The traditional ritual for the lulav and etrog is as follows: Stand facing east. Place the lulav (with the spine facing you, myrtle on the right and the willows on the left) in your right hand and the etrog in your left hand. Bring your hands together so that the lulav and etrog are side by side. Next, recite this special blessing: Baruch atah Adonai, Eloheinu Melech haolam, asher kid’shanu b’mitzvotav v’tzivanu al n’tilat lulav. “Blessed are You, Adonai our God, Ruler of the universe, who has sanctified us through Your mitzvot and ordained
the taking of the lulav.”

On the first day of the festival, add the Shehecheyanu prayer.

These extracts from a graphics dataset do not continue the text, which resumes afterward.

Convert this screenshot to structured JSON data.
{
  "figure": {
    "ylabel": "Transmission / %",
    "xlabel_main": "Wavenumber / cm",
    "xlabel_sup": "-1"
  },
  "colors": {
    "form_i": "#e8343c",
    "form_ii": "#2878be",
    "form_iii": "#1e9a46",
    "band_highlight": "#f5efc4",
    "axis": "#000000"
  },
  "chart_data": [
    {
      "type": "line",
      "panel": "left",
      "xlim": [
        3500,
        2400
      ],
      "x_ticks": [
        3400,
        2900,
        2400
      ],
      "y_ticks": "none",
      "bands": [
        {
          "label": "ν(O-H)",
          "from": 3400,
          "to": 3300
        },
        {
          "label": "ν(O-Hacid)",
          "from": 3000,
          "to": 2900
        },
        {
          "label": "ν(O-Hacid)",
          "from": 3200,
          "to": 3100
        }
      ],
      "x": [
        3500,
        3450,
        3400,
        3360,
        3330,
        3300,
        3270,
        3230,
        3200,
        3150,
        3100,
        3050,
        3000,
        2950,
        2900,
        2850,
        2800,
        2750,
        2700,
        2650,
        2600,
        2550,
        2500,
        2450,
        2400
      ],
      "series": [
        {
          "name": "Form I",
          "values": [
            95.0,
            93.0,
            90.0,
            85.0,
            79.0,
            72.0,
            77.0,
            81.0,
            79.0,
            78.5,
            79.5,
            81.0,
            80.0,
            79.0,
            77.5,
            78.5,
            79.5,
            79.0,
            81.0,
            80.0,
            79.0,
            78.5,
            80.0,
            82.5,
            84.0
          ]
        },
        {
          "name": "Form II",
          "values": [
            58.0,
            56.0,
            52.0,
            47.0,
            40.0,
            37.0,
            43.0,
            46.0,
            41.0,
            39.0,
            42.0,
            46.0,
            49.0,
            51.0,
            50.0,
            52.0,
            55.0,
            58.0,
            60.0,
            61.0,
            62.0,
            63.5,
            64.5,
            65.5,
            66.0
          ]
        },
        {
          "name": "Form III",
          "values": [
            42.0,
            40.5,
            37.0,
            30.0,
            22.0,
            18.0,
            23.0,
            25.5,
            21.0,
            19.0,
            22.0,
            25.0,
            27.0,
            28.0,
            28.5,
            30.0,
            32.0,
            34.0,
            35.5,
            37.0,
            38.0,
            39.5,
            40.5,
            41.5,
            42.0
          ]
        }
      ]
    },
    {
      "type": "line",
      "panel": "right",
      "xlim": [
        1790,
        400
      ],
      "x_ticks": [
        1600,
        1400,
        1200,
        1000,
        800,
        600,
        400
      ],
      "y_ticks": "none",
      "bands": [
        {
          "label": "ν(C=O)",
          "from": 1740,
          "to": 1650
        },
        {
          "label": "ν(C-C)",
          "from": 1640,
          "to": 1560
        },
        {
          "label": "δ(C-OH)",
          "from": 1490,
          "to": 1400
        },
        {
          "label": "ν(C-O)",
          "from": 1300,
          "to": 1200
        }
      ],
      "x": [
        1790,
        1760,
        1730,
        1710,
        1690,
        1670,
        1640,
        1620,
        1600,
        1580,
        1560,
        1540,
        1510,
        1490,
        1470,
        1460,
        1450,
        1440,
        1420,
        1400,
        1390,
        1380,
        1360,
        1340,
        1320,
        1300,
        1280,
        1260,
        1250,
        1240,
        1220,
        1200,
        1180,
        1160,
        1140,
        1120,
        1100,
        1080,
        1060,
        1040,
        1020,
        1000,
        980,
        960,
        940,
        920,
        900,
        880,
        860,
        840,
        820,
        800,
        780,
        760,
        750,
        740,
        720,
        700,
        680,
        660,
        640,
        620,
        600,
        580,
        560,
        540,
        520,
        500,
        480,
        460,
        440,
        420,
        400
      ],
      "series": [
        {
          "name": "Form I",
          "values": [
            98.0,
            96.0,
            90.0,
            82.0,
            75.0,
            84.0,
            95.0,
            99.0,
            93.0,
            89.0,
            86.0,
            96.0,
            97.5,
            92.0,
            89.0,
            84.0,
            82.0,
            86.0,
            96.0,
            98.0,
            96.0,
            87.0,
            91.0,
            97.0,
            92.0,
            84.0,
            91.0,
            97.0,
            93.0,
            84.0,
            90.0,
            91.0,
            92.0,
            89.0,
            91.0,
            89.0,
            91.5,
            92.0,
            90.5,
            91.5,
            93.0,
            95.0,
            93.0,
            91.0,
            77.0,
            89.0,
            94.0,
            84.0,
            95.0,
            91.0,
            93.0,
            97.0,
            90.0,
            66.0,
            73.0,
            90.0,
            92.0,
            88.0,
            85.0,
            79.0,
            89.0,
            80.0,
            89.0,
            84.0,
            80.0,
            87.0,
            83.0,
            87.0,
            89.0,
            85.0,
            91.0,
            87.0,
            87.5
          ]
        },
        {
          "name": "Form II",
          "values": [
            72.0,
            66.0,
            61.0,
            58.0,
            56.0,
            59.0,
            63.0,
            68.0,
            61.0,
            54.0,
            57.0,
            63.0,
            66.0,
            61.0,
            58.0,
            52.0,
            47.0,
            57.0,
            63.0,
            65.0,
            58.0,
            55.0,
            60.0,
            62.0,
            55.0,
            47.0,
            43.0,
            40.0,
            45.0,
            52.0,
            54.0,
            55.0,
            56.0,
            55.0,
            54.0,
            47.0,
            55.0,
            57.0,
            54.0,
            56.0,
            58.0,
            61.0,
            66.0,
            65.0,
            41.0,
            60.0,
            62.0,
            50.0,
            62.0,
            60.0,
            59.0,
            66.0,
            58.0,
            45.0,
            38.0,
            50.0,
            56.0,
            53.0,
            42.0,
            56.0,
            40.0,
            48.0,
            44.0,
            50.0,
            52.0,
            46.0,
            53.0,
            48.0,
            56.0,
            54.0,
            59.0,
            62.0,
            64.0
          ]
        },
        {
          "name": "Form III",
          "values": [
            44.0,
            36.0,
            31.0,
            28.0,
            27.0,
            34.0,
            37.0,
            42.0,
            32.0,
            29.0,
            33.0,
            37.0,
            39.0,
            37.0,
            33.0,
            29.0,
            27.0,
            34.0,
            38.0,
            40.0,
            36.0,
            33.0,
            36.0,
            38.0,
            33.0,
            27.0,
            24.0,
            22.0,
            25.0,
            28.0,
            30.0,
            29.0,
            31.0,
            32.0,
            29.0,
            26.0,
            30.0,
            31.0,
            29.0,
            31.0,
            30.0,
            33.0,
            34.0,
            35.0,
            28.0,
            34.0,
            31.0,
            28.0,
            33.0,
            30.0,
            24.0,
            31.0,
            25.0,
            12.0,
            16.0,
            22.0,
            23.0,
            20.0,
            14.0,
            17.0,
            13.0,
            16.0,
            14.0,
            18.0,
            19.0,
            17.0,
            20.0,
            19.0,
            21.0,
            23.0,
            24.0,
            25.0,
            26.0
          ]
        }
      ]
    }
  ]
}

Finally, shake the lulav is shaken in all directions – east, south, west, north, up, and down – while reciting or chanting the words Hodu l’Adonai ki tov ki l’olam chasdo.
“Give thanks to God, for God is good, for God’s loving-kindness endures forever.”

In the Congregation

Many synagogues build sukkotthat are used for communal meals and celebration. Festival services also are held on the first day of Sukkot, with special prayers included to
commemorate the holiday as Z’man Simchateinu (Season of Our Rejoicing).


Following an ancient practice of Babylonian Jews that is now observed throughout the world, the Five Books of Moses (Genesis, Exodus, Leviticus, Numbers, and Deuteronomy)
are divided into 54 sections called parashat hashevua, the weekly portion. A different section is read each Shabbat. Special sections of the Torah are designated
to be read at each Jewish holiday. Often, these sections are thematically related to the holiday.

On the first day of Sukkot, the Torah portion Emor (Leviticus 23:33-44) is read, which includes the instructions to dwell in booths. The Haftarah, the special selection from the
prophetic books that accompanies Torah readings on Shabbat and holidays,is from Zechariah 14:7-9, 16-21. The Torah is read on every day of the festival,
including the Shabbat that falls during Sukkot. On this Shabbat, the Book of Kohelet (Ecclesiastes) is read.

At Home

Many families build their own sukkah at home, or visit the sukkah of other families. Extending hospitality, especially to the needy is a Sukkot custom.  Many Jews invite guests outside of their families to join them for a holiday meal in the sukkah. Especially on the first two nights, tradition calls for a family to enter the sukkah, recite haMotzi, the prayer over bread, and then add a special blessing: Baruch atah Adonai, Eloheinu Melech haolam, asher kid’shanu b’mitzvotav v’tzivanu leisheiv basukah. “Blessed are You, Adonai our God, Ruler of the universe, who has sanctified us through your mitzvot and commanded us to dwell in the sukkah.”